# Did I do this problem from Spivak correctly?

1. Oct 18, 2016

### mathemasochist

1. The problem statement, all variables and given/known data
Prove induction from the well-ordering principle.

2. Relevant equations

3. The attempt at a solution
So my attempt is similar to what Spivak uses to prove well-ordering from induction. Let A be the set equipped with the following properties:
1. 1 is in A
2. For every k in A, k+1 is also in A.

Now for the sake of contradiction, assume a nonempty set B of natural numbers such that none of the elements in B are in A. By well-ordering, there exists a smallest member of B, call it n, and by the conditions on A, n is greater than 1. This means n-1 is in A. However, if n-1 is in A, n is in A as well. Contradiction. So no such nonempty subset B exists. Therefore, all natural numbers are in A.

I feel like I messed up somewhere. In particular, is it valid to assume that, in set A, all members are natural numbers? Sorry, I'm not used to this level of rigor. When I was working through this problem, I had like 10 flashes of circular reasoning that assumed an informal version of induction somewhere.

2. Oct 18, 2016

### andrewkirk

What is the set that you are assuming to be well-ordered?
What is the precise statement of the induction principle that you wish to prove? Make sure that you indicate the identity of all sets that are referred to in this statement.
You refer to the natural numbers. What is the precise definition of 'natural numbers' that you are supposed to use here?

3. Oct 19, 2016

### mathemasochist

I was trying to prove induction in general using the well-ordering principle.
Here is the precise statement I was trying to prove:
If A is a set such that 1 is an element of A and k+1 is in a whenever k is in A, then A is the set of natural numbers.

I don't know what the precise definition of natural numbers is, since Spivak just defines them the standard non-rigorous way (as the counting numbers 1, 2, 3...) I am assuming all sets of natural numbers are well-ordered.

4. Oct 19, 2016

### andrewkirk

The statement is not provable because it is not true. The criterion is satisfied by the integers, the rational numbers, the real numbers and the complex numbers, none of which is equal to the set of natural numbers.

Nor does requiring A to be a well-ordered set fix the problem. The set
$$\{k/2\ :\ k\in\mathbb N\}$$ is well-ordered and obeys the above criterion, but it is not the set of natural numbers.

Last edited: Oct 19, 2016
5. Oct 21, 2016

### mathemasochist

Oops, you're right. I looked back at the text, and Spivak includes the additional condition that A is a set of natural numbers. Then the problem becomes proving that A contains all the natural numbers. Does specifying this condition fix my proof?

6. Oct 21, 2016

### andrewkirk

I think Spivak's calculus is one of the best mathematics texts I have ever had the pleasure to read. But we are all human, even Michael Spivak, and I think he's got himself in a muddle here.

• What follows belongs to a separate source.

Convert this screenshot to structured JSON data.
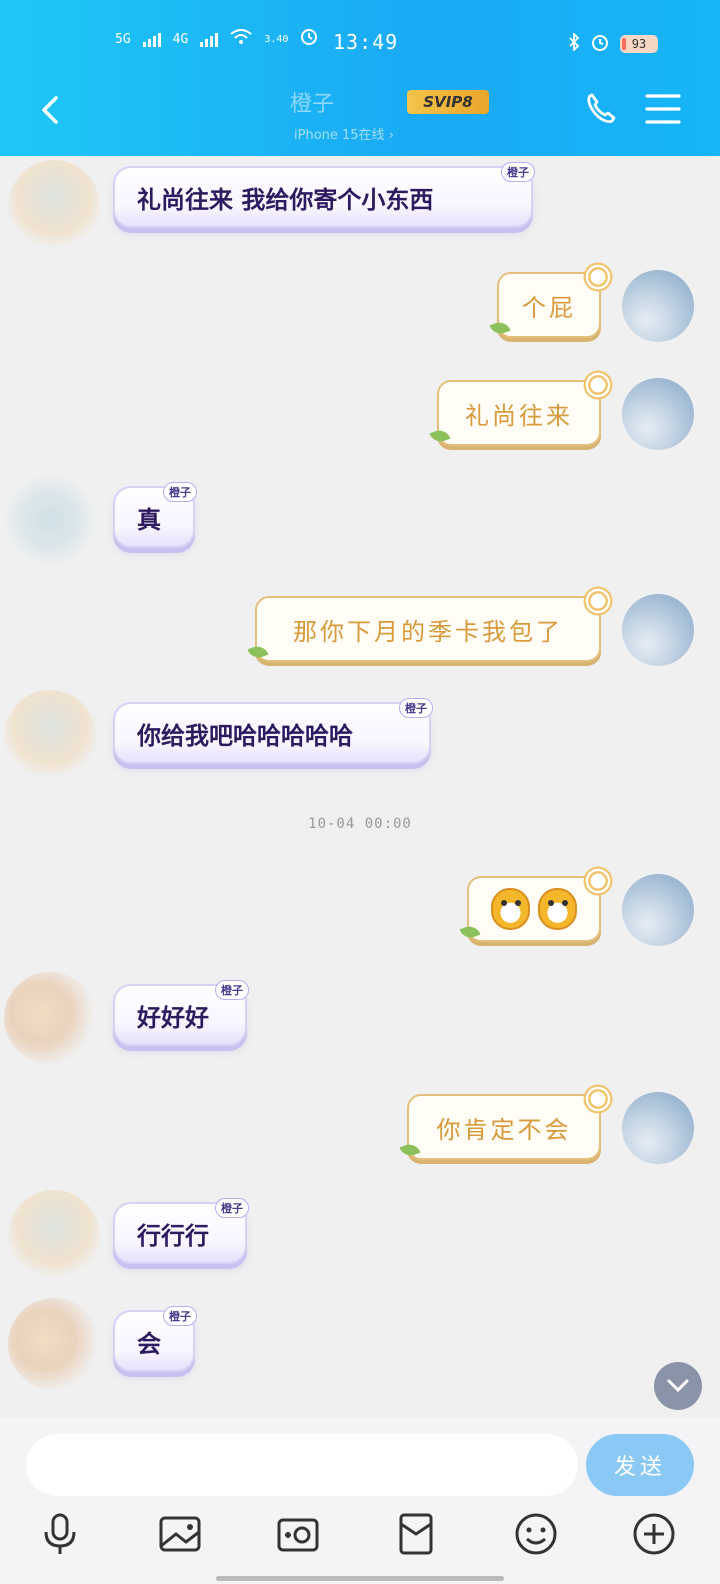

I got out my 35-year old copy and looked up the part that deals with this and you're right, he doesn't define the natural numbers, which makes the whole problem meaningless. Here's why.

The usual construction of a set called 'the natural numbers' and denoted by $\mathbb N$ uses the axiom of infinity to assert the existence of a set that has the inductive property - the property you ascribe to $A$ above. From that we deduce that the set $C$ of all sets that satisfy the inductive property is nonempty. Hence we also know to be nonempty the unique set that is the intersection of all such sets, ie:
$$\bigcap_{S\in C}S$$
We call this set $\mathbb N$.

Given that definition, we do not need the well-ordering property to show that a subset of $\mathbb N$ that has the inductive property is equal to $\mathbb N$. Let $B$ be such a set. Then by assumption we have $B\subseteq\mathbb N$. Since $B$ has the inductive property we also know that $B\in C$. We then use the fact that the intersection of a collection of sets is a subset of every set in the collection (easily proven) to deduce that $\bigcap_{S\in C}S\triangleq\mathbb N\subseteq B$. So we have $\mathbb N\subseteq B\subseteq \mathbb N$, whence $B=\mathbb N$.

In order to set a problem with a less trivial solution, and in which we needed to use the well-ordering theorem, Spivak would first need to produce a different definition of the natural numbers.